I am persuaded by the difference in this killing and Stanford v. Commonwealth, Ky., 734 S.W.2d 781 (1987). Stanford robbed, raped, sodomized and murdered Baerbel Poore, the clerk at a Checker gas station in Jefferson County. The critical difference was that Stanford knew the victim before the robbery and obviously intended to leave no witness. After committing robbery and sex offenses upon her, he forced the victim to drive with him some distance to a deserted area, kneel in the backseat, smoke a last cigarette, and he then killed her with a bullet through the *417head, execution style. His past history showed that he had attempted a similar type of killing a short time before. If there is such a thing as two classes of murder that deserved different punishments, and the law as presently written presupposes that there is, then the line should be drawn somewhere between Stanford’s case and Slaughter’s case.

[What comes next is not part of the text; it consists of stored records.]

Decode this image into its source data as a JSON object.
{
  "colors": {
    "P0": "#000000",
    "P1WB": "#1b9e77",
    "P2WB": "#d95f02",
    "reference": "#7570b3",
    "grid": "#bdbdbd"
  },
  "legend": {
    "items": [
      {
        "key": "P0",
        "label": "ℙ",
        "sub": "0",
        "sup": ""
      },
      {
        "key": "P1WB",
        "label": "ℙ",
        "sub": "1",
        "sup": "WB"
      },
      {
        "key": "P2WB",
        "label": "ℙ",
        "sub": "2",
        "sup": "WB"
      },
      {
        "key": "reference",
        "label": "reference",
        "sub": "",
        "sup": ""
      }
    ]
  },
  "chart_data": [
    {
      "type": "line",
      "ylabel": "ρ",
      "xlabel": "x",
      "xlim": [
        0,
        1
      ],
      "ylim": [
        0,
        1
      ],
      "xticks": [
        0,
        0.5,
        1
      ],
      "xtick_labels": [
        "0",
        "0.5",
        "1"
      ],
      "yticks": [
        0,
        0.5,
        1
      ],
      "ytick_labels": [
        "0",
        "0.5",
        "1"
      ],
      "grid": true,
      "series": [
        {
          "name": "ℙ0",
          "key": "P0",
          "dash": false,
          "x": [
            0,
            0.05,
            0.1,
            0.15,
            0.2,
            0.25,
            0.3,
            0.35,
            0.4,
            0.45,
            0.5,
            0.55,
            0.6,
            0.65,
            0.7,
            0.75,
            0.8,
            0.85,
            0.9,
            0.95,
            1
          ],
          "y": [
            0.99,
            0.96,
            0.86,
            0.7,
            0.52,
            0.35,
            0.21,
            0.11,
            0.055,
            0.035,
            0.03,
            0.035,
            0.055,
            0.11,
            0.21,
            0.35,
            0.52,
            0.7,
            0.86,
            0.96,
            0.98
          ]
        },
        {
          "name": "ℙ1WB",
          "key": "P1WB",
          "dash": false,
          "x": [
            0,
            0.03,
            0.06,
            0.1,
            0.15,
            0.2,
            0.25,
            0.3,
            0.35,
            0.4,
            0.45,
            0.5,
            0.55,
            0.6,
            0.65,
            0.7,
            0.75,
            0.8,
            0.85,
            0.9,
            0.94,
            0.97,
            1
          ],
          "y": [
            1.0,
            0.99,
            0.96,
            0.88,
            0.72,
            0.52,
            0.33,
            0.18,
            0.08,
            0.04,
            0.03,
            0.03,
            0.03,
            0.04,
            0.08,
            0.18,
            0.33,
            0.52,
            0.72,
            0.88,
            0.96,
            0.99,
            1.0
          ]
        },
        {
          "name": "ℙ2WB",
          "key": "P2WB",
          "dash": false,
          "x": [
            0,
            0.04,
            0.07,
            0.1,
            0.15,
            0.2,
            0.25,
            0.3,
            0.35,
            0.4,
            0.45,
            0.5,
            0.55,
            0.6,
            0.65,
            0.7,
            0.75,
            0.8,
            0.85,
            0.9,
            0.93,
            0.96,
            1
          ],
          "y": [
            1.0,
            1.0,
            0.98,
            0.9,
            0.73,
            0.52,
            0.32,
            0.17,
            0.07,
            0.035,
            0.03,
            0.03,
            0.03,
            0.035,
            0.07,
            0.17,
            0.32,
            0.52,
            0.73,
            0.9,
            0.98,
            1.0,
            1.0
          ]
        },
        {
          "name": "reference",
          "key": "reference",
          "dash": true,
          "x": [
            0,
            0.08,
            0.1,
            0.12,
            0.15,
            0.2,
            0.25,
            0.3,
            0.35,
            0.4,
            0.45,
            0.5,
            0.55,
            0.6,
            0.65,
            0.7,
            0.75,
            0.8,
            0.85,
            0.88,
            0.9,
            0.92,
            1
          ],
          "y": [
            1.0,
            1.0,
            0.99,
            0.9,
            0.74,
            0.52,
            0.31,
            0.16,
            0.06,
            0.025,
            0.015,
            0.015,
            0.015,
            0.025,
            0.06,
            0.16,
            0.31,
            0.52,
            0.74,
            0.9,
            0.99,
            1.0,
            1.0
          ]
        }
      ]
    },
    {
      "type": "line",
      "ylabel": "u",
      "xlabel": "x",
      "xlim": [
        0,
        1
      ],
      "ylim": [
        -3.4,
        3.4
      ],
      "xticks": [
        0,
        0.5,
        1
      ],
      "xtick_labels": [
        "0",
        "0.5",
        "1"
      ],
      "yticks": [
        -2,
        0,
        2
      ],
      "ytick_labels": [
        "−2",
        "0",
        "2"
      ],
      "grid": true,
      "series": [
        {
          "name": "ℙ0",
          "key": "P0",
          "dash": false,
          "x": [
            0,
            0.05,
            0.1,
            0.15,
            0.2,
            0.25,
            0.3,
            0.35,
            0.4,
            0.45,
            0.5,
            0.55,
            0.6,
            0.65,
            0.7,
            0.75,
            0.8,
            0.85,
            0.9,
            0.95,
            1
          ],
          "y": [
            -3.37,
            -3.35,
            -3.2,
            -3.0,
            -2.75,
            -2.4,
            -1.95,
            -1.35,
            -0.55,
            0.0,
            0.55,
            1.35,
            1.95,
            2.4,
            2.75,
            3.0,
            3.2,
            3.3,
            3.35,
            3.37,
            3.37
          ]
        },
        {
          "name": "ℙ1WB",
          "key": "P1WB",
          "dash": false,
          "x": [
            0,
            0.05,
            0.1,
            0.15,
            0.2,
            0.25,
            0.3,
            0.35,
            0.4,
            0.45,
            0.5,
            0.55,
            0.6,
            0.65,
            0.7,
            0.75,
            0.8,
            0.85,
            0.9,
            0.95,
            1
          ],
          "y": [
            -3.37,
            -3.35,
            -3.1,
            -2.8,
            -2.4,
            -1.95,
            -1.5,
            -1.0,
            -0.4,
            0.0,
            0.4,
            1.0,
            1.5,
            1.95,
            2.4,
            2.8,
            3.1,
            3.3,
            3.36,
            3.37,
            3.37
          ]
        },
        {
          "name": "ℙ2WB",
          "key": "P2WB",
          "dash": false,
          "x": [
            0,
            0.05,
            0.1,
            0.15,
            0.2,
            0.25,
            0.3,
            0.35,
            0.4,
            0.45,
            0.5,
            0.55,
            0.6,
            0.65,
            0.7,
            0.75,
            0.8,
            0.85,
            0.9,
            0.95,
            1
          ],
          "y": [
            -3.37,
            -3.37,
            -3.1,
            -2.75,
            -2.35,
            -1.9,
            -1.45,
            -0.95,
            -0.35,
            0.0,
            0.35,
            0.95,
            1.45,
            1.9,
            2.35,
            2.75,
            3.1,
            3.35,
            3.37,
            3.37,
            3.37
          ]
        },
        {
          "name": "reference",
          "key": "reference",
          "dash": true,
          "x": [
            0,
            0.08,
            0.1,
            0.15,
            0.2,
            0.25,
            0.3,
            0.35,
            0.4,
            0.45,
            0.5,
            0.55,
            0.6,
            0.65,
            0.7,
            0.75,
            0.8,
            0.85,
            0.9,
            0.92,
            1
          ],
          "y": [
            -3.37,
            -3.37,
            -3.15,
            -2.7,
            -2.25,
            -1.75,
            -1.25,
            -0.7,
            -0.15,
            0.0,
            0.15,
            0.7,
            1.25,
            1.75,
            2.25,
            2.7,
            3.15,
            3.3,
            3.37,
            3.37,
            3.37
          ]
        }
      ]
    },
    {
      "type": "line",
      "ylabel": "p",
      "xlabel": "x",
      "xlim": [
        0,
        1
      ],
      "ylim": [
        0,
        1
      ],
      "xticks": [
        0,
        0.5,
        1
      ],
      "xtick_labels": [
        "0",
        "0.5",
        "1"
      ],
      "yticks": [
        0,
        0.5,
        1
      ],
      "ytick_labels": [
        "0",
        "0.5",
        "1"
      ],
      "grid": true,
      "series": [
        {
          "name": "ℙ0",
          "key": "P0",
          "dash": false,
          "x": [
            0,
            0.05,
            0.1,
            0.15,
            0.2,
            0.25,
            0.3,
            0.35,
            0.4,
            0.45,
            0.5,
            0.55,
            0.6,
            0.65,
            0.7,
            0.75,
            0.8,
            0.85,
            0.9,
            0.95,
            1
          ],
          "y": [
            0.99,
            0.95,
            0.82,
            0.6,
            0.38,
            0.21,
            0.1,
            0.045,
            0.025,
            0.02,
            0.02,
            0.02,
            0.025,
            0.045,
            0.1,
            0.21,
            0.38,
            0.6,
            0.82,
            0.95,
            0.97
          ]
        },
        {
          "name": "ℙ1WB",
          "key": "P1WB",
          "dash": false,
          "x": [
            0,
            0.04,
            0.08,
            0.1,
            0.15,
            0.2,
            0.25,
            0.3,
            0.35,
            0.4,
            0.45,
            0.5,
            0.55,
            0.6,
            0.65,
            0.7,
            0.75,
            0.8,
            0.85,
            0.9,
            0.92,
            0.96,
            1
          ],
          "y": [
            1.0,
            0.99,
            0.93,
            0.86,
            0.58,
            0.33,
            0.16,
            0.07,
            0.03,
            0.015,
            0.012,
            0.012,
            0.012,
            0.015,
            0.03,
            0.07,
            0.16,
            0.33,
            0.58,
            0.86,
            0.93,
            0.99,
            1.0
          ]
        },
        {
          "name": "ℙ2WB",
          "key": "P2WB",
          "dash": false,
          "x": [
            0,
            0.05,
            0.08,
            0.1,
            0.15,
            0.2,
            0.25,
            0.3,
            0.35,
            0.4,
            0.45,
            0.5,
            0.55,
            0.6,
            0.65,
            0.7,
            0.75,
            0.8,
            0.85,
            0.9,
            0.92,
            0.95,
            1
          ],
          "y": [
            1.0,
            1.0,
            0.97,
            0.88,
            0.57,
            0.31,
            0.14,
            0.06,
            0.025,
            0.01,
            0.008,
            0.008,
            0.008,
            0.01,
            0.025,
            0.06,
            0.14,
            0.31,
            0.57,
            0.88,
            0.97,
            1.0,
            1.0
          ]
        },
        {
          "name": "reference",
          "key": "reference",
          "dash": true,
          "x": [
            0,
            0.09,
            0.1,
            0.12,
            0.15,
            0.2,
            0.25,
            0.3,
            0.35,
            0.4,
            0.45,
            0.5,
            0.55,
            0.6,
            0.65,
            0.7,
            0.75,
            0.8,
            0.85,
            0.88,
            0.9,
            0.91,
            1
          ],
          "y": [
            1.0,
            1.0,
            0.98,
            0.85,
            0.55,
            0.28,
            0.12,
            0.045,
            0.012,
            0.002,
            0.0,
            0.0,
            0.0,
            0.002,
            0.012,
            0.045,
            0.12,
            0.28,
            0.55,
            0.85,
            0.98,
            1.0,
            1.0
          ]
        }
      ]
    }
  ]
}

The structure mandated by the United States Supreme Court for deciding whether the death penalty violates Eighth Amendment protection against cruel and unusual punishments is twofold: (1) to determine whether the murderer is in the death eligible class and (2) then to decide if the murderer is death qualified by the circumstances unique to his case. By Kentucky statute those persons who murder in the course of a robbery are in the death eligible class. But the circumstances unique to this case do not justify the further decision that Slaughter’s killing deserves the death penalty; at least not if we are trying to stop imposing the death penalty in an arbitrary manner.
Many death penalty cases have been reduced to life imprisonment on independent proportionality review by state Supreme Courts in Florida, Georgia and Texas, but none by ours. This is a case where independent review by our Court justifies a similar conclusion.